Switch to Threaded View
MapReduce, mail # user - Keeping Map-Tasks alive


Copy link to this message
-
Re: Keeping Map-Tasks alive
Yaron Gonen 2012-08-06, 07:23
Thanks.
As I see it, it cannot be done in the MapReduce 1 framework without
changing TaskTracker and JobTracker.
Problem is I'm not familiar at all with YARN... it might be possible there.
Thanks again!

On Mon, Aug 6, 2012 at 1:21 AM, Harsh J <[EMAIL PROTECTED]> wrote:

> Ah, my bad - I skipped over the K-Means part of your original post.
>
> There currently isn't a way to do this with the existing MR framework and
> APIs. A Reducer is initiated upon map completion and the Task JVM is canned
> away after the Maps end.
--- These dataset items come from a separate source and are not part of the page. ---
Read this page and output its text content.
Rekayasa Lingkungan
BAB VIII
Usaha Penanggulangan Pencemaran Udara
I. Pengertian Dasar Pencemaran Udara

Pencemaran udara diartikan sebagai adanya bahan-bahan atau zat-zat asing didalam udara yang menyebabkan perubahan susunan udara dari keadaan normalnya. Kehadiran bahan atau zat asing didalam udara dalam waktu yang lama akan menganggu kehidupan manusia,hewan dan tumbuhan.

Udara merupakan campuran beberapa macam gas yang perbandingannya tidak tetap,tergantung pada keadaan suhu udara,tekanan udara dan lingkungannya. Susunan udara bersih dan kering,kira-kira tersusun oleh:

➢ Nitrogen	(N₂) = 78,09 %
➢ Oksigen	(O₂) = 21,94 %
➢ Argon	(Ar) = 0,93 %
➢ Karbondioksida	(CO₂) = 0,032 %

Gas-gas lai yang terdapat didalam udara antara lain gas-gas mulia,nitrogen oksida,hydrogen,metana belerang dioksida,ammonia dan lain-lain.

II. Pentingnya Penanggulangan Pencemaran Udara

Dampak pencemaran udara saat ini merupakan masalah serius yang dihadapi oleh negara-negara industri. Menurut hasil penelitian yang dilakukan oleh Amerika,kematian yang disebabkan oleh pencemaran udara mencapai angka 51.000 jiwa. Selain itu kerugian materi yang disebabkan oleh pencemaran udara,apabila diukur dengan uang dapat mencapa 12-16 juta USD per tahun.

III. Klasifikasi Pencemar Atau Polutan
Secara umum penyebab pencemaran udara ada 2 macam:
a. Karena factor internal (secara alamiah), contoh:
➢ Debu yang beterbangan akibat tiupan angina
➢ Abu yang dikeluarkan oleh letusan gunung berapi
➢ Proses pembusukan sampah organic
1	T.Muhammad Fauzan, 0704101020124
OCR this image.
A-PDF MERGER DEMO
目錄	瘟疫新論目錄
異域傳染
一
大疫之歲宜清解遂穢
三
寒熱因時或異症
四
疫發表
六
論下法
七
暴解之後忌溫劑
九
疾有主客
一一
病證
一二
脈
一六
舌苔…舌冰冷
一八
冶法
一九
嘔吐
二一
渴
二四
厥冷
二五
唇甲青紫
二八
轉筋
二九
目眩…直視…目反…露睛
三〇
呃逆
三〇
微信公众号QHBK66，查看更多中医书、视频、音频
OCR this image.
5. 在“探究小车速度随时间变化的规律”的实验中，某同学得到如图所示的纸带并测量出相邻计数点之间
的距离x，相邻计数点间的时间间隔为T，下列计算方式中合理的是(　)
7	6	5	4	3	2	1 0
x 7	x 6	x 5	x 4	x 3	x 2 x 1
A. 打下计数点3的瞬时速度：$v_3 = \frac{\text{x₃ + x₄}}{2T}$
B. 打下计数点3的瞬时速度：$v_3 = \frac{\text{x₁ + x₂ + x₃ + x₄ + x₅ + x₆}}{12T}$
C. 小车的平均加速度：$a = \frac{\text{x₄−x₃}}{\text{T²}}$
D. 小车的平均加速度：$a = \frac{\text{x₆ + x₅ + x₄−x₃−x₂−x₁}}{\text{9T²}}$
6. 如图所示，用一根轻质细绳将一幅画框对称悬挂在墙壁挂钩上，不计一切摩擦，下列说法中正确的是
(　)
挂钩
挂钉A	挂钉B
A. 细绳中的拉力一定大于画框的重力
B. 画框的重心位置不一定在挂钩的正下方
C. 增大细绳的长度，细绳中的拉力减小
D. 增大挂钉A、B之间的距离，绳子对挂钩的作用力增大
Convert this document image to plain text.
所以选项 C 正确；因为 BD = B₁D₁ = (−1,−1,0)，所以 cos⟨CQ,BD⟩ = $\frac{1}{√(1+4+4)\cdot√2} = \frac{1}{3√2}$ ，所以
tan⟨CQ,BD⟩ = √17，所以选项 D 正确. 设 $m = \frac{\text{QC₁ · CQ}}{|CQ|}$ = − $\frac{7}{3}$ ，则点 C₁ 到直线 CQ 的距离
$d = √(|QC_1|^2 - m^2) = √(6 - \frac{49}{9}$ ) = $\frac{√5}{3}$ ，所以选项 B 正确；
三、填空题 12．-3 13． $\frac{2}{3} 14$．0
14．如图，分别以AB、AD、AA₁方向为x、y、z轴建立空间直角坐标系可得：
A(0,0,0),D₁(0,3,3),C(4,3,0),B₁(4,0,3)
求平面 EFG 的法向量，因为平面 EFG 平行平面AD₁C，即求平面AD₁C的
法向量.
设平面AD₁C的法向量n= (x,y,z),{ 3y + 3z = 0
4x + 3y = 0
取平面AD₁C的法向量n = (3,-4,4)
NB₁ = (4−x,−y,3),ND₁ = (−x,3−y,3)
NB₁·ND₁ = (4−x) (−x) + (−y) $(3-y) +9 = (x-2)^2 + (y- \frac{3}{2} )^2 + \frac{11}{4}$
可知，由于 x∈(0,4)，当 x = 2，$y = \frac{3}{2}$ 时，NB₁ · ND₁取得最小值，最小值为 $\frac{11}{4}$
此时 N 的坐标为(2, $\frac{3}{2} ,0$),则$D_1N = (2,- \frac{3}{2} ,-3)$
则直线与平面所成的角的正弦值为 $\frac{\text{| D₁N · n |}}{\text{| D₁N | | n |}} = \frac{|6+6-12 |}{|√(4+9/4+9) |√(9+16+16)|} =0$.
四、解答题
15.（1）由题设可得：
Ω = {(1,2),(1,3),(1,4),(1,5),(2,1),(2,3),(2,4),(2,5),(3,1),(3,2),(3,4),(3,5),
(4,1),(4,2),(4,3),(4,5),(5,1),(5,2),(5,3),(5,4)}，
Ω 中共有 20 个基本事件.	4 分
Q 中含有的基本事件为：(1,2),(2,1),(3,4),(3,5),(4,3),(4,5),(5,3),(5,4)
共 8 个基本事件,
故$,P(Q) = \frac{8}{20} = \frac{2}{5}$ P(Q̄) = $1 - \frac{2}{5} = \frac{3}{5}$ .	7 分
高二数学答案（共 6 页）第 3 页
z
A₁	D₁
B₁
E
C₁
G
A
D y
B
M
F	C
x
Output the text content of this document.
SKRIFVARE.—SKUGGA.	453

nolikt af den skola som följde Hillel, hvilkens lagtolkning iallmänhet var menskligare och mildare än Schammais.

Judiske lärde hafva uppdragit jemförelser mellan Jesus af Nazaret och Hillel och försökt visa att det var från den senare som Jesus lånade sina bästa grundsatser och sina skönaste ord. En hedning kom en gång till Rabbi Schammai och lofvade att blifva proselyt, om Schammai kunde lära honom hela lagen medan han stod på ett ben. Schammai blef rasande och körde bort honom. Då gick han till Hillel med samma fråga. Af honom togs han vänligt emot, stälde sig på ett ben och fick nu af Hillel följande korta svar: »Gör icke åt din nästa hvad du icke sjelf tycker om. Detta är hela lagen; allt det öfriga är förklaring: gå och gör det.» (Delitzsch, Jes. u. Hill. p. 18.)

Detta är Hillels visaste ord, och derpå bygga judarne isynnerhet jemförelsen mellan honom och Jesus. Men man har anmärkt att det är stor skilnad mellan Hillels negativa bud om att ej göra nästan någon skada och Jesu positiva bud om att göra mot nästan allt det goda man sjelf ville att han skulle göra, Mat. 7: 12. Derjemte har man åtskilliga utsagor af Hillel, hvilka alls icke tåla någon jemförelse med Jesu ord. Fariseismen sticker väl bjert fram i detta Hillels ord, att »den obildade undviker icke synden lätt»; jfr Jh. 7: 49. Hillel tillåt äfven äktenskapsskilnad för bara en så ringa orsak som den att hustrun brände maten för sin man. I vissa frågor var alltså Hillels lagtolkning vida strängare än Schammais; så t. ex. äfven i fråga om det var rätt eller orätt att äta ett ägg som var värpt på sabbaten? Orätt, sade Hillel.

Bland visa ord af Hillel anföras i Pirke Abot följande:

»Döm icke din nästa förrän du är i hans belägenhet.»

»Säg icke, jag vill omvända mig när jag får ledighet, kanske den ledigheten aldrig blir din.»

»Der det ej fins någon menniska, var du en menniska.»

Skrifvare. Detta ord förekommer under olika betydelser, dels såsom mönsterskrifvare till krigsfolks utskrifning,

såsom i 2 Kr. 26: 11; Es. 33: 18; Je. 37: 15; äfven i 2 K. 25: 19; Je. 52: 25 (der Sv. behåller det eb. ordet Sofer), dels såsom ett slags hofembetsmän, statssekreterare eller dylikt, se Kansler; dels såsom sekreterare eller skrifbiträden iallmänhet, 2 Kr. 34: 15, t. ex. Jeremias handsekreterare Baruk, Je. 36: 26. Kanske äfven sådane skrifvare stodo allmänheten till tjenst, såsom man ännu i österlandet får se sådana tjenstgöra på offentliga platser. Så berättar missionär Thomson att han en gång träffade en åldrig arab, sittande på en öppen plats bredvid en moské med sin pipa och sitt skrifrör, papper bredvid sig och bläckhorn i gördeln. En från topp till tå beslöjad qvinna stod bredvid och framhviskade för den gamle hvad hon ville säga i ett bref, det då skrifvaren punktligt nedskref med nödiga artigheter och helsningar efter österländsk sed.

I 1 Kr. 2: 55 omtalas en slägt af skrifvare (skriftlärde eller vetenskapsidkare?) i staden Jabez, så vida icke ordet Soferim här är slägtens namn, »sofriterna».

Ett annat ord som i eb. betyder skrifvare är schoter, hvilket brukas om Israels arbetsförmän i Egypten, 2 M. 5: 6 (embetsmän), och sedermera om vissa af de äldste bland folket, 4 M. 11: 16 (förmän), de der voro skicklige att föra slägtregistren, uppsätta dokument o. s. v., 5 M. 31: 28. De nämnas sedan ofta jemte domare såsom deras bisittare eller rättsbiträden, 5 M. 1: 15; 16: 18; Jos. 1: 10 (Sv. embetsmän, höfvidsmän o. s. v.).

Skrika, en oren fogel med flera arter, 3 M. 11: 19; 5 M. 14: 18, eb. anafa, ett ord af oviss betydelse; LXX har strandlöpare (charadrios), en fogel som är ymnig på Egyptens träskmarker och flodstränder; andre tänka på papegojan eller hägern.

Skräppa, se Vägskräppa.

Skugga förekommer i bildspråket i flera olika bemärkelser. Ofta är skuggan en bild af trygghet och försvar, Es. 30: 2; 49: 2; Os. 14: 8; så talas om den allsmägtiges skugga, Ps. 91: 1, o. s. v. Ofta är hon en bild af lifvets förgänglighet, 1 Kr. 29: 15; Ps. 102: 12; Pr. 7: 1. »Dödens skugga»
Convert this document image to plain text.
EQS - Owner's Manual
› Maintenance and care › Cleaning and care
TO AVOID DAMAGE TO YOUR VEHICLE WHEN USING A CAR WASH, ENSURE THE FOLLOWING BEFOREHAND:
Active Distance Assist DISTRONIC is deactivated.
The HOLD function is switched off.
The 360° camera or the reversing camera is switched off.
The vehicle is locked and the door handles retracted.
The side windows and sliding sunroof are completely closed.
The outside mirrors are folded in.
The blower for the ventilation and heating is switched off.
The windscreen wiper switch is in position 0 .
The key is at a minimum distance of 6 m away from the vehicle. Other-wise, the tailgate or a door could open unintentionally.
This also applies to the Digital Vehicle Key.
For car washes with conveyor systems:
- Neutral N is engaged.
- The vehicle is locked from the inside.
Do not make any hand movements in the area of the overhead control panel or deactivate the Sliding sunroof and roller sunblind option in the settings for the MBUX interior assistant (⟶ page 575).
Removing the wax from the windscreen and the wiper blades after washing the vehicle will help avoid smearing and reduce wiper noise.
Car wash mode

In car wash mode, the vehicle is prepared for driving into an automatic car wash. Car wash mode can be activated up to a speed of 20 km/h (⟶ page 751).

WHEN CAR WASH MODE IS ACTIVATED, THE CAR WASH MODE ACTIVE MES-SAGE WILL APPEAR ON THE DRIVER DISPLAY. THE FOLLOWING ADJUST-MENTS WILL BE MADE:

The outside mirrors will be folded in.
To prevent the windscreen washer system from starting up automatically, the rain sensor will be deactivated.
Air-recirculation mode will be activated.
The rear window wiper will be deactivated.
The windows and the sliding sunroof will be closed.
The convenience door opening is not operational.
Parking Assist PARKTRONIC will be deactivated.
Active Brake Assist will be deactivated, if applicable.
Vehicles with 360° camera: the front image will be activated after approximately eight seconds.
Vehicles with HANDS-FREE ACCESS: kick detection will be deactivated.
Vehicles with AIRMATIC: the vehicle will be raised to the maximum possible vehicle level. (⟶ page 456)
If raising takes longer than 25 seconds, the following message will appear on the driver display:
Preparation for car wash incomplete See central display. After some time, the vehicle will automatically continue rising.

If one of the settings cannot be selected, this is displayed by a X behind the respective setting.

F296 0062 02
Perhaps you can use YARN to write something of
> what you desire?
>
>
> On Mon, Aug 6, 2012 at 12:11 AM, Yaron Gonen <[EMAIL PROTECTED]>wrote:
>
>> Thanks for the fast reply, but I don't see how a custom record reader
>> will help.
>> Consider again the k-means: the mappers need to stand-by until all the
>> reducers finish to calculate the new clusters' center. Only then, after the
>> reducers finish their work, the stand-by mappers get back to life and
>> perform their work.
>>
>>
>> On Sun, Aug 5, 2012 at 7:49 PM, Harsh J <[EMAIL PROTECTED]> wrote:
>>
>>> Sure you can, as we provide pluggable code points via the API. Just
>>> write a custom record reader that doubles the work (first round reads
>>> actual input, second round reads your known output and reiterates). In the
>>> mapper, separate the first and second logic via a flag.
>>>
>>>
>>> On Sun, Aug 5, 2012 at 4:17 PM, Yaron Gonen <[EMAIL PROTECTED]>wrote:
>>>
>>>> Hi,
>>>> Is there a way to keep a map-task alive after it has finished its work,
>>>> to later perform another task on its same input?
>>>> For example, consider the k-means clustering algorithm (k-means
>>>> description <http://en.wikipedia.org/wiki/K-means_clustering> and hadoop
>>>> implementation<http://codingwiththomas.blogspot.co.il/2011/05/k-means-clustering-with-mapreduce.html>).
>>>> The only thing changing between iterations is the clusters centers. All the
>>>> input points remain the same. Keeping the mapper alive, and performing the
>>>> next round of map-tasks on the same node will save a lot of communication
>>>> cost.
>>>>
>>>> Thanks,
>>>> Yaron
>>>>
>>>
>>>
>>>
>>> --
>>> Harsh J
>>>
>>
>>
>
>
> --
> Harsh J
>